Les violons et… un accordéon clôturent un peu plus tard ce monument. Déroutant. Même le seul titre se rapprochant du Refused des débuts, « The Refused Party Program », à peine 2’40, s’offre une dernière minute de bruit vaguement électro. Autrement, chaque titre est une orgie de guitares tendues, de riffs qui colonisent l’oreille, avec une section rythmique diabolique. Il y a ce mélange groove-urgence que l’on retrouve chez Fugazi. Meilleur exemple avec le redoutable « Refused Are Fucking Dead » dont la rythmique du début évoque furieusement les Américains. À la quatrième minute, il y a ce mur de guitares dont le son massif et métallique a dû hanter bon nombre de groupes de (post)-hardcore. Qui ont du également se prendre une sacrée mandale avec le formidable « The Shape of Punk to Come » construit sur un riff redoutable et qui explore le talent multiple des deux guitaristes Kristofer Steen et Jon Brännstörm, véritables artisans du son Refused. Un groupe qui n’aura par contre jamais gardé longtemps un bassiste (parmi une dizaine de prétendants !). La production du disque, sans artifices, défie remarquablement le temps. Le son est compact, massif et l’équilibre batterie-guitares explose toujours à la gueule à chaque minute. Ce qui a sans doute contribué à la postérité du disque. Sans compter la partition déchainée de Dennis Lyxzén au chant. Alors que seul « New Noise » a fait figure de single et bénéficié d’un clip (on va y revenir), au moins deux autres titres aux accents plus « pop » auraient pu remplir aisément cette mission. « Liberation Frequency » et sa rythmique enjouée en son clean sur laquelle le chanteur chante… avant de hurler férocement sur les refrains alors que l’on se fait gentiment rouler dessus par un rythme massif. Ou le génial « Summerholidays vs Punk Routine », véritable manifeste contre l’apathie qui met la misère à trois générations et plus à venir de punks à roulettes. Avec un des plus beaux slogans du disque :
« We’re all tired of dying
So sick of not trying
Scared that we might fail
We’ll accomplish nothing
Not even failure
Rather be forgotten than remembered for giving in »

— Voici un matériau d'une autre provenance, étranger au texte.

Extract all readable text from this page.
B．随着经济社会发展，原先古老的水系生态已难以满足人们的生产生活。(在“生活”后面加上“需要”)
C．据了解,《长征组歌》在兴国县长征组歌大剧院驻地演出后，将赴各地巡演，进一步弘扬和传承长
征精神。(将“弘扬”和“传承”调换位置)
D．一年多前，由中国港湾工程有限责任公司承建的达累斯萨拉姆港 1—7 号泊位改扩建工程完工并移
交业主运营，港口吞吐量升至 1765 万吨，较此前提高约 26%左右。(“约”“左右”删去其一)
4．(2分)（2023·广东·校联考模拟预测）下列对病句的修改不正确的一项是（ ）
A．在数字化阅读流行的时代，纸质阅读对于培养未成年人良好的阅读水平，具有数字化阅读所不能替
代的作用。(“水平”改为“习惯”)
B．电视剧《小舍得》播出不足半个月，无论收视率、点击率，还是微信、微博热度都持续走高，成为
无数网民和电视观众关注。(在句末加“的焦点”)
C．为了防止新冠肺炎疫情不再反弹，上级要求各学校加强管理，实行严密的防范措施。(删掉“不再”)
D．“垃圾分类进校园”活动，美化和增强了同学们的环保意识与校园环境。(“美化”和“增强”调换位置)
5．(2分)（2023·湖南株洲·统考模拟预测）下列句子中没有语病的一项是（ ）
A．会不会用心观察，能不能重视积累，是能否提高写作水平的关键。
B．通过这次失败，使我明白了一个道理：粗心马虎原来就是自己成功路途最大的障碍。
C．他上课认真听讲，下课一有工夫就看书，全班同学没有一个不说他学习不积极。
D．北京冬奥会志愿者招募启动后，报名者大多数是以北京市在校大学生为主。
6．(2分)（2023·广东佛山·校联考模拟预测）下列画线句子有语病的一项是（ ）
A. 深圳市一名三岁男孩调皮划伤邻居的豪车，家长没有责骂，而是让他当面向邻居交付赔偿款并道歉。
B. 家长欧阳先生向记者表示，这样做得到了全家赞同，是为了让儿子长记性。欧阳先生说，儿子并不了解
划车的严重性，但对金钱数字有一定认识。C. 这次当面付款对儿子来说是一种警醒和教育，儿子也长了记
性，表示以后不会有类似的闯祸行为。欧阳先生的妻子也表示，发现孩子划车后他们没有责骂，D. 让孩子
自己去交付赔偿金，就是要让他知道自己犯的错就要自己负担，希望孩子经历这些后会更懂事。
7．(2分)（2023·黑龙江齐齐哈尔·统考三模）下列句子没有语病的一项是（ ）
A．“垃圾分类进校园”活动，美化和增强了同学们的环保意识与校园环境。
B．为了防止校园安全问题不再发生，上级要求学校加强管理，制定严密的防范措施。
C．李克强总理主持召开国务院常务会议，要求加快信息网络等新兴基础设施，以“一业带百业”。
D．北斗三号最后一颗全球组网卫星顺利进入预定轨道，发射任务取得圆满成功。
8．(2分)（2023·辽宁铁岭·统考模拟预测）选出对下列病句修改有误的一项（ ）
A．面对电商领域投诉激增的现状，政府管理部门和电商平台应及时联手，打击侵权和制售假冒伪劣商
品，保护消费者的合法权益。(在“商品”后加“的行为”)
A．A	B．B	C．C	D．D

Mais c’est bien « New Noise » qui fut choisi comme single et a contribué au culte entourant cet album depuis 25 ans. Cela a même donné son nom à un magazine musical de référence (#buyit). Alors que le groupe préférait initialement « Liberation Frequency », ce fut « New Noise » qui eut droit à sa vidéo. Un clip qui allait commencer à tourner sur MTV. Et alors que l’on est en plein âge d’or du skate-punk mainstream, un paquet de teenagers aperçurent un groupe de suédois habillés comme des étudiants en architecture, ou grimés en peluche, balancer un titre explosif dont la rythmique basique en drop D, n’a rien perdu de sa puissance. Le petit riff palm-muté légèrement dissonant insuffle une belle tension tout le long du morceau. Et quelle intro, avec cet intermède électro avant ce Can I Scream? qui lance les hostilités. Et quelques punchlines mémorables :
« Great words won’t cover ugly actions
Good Frames won’t save bad paintings…
How can we expect anyone to listen
If we are using the same old voice
We need new noise
New art for the real people »
Sur le break, on trouve un extrait du film Apocalypse Now. Avant le final dantesque. Un manifeste pour sortir la musique du conformisme. Qu’on peut aussi bien lire comme un programme politique. L’histoire aurait pu en rester là. Mais dès 1999, le disque se vend à plus de 20 000 exemplaires aux USA et continue de recruter depuis de nouveaux fans les années suivantes puisque Epitath Records qui disposait des droits de distribution du disque (sorti chez Burning Heart) pour l’Amérique du Nord, constitua une plateforme plus importante pour son expansion. En 2012, le groupe décide de se reformer contrairement à ce qu’il annonçait en 1998. Selon certaines sources, le festival Coachella leur offre même un demi-million de dollars pour jouer en tête d’affiche en 2012.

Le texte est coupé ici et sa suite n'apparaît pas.